Business News of Friday, 25 April 2014
Source: Bloomberg
Fiscal deficits in sub-Saharan Africa are rising, with Ghana and Zambia the most at risk if there’s a sudden reversal of foreign inflows, the International Monetary Fund said.
Budget shortfalls in the region “are elevated considering the prevailing high growth and still high commodity prices,” Antoinette Sayeh, director of the Washington-based lender’s Africa department, said in a statement on the IMF’s website. In Ghana and Zambia, spending has been growing at “unsustainable levels,” the IMF said in its Regional Economic Outlook.
Credit-rating companies have downgraded the debt of both nations in the past four months as they struggle to curb fiscal and current-account deficits. Ghana’s cedi and Zambia’s kwacha are the worst-performing currencies against the dollar in Africa in the past six months.
In countries where fiscal policy has weakened, the risk of debt distress has increased, the IMF said.
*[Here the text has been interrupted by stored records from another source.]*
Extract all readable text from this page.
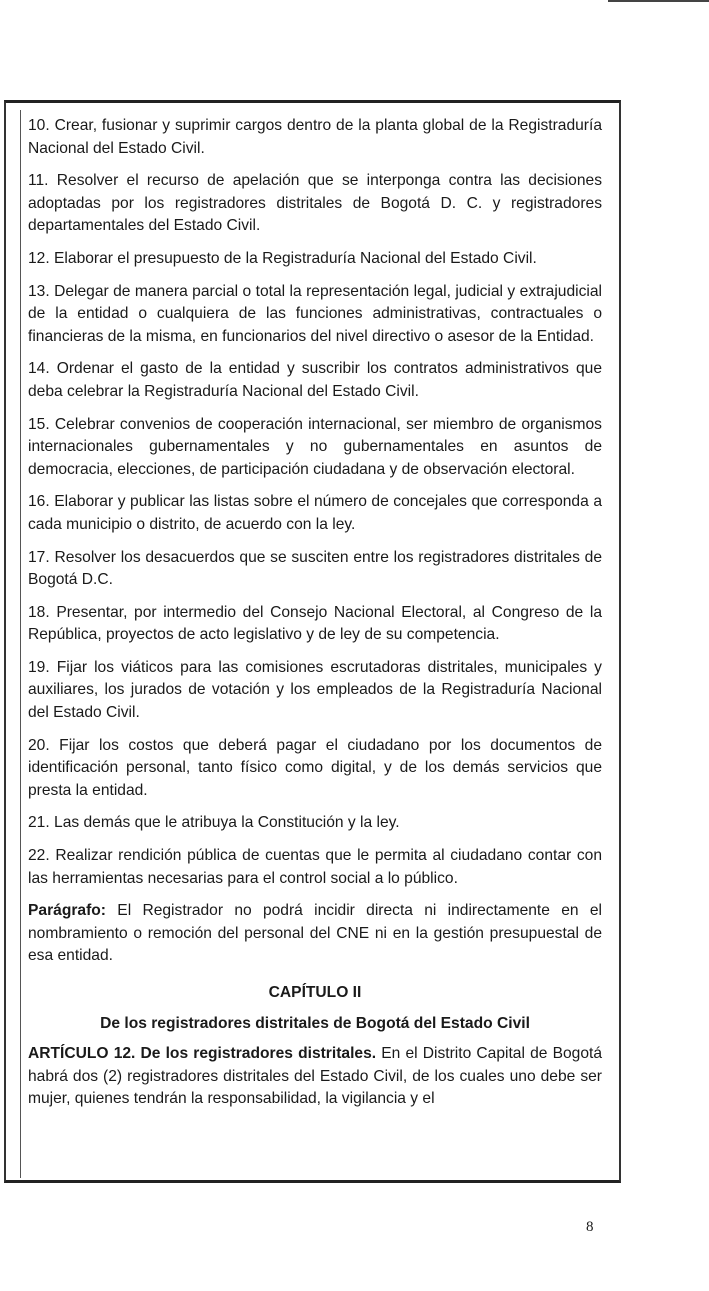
10. Crear, fusionar y suprimir cargos dentro de la planta global de la Registraduría Nacional del Estado Civil.

11. Resolver el recurso de apelación que se interponga contra las decisiones adoptadas por los registradores distritales de Bogotá D. C. y registradores departamentales del Estado Civil.

12. Elaborar el presupuesto de la Registraduría Nacional del Estado Civil.

13. Delegar de manera parcial o total la representación legal, judicial y extrajudicial de la entidad o cualquiera de las funciones administrativas, contractuales o financieras de la misma, en funcionarios del nivel directivo o asesor de la Entidad.

14. Ordenar el gasto de la entidad y suscribir los contratos administrativos que deba celebrar la Registraduría Nacional del Estado Civil.

15. Celebrar convenios de cooperación internacional, ser miembro de organismos internacionales gubernamentales y no gubernamentales en asuntos de democracia, elecciones, de participación ciudadana y de observación electoral.

16. Elaborar y publicar las listas sobre el número de concejales que corresponda a cada municipio o distrito, de acuerdo con la ley.

17. Resolver los desacuerdos que se susciten entre los registradores distritales de Bogotá D.C.

18. Presentar, por intermedio del Consejo Nacional Electoral, al Congreso de la República, proyectos de acto legislativo y de ley de su competencia.

19. Fijar los viáticos para las comisiones escrutadoras distritales, municipales y auxiliares, los jurados de votación y los empleados de la Registraduría Nacional del Estado Civil.

20. Fijar los costos que deberá pagar el ciudadano por los documentos de identificación personal, tanto físico como digital, y de los demás servicios que presta la entidad.

21. Las demás que le atribuya la Constitución y la ley.

22. Realizar rendición pública de cuentas que le permita al ciudadano contar con las herramientas necesarias para el control social a lo público.

Parágrafo: El Registrador no podrá incidir directa ni indirectamente en el nombramiento o remoción del personal del CNE ni en la gestión presupuestal de esa entidad.

CAPÍTULO II
De los registradores distritales de Bogotá del Estado Civil

ARTÍCULO 12. De los registradores distritales. En el Distrito Capital de Bogotá habrá dos (2) registradores distritales del Estado Civil, de los cuales uno debe ser mujer, quienes tendrán la responsabilidad, la vigilancia y el

8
Debt as a proportion of gross domestic product in Ghana climbed 8 percentage points between 2012 and 2013, while it rose 15 points in Malawi, the IMF said.
“Countries with large fiscal deficits or increasing debt levels, for example, Ghana and Zambia, should intensify their efforts to bring their public finances back to a sustainable footing, including by containing expenditure,” the IMF said.
The governments can make better choices on priority spending, Sayeh said in an interview today in Nairobi, Kenya’s capital.
Lower Appetite
Investors have reduced their appetite for riskier, emerging-market debt since last year after the U.S. Federal Reserve began scaling back its $85 billion-a-month asset purchase program that’s helped to prop up global growth. That’s contributed to weaker currencies in developing nations, adding to pressure on inflation.
The IMF projected consumer-price growth in sub-Saharan Africa will probably average 6.2 percent this year, compared with 5.9 percent in 2013.
The rebasing of Nigeria’s gross domestic product, which increased the assessment of the size of its economy to larger than South Africa’s, will impact the overall GDP calculation for sub-Saharan Africa, said Sayeh. The IMF will reflect the changes in its next economic update in October, she said.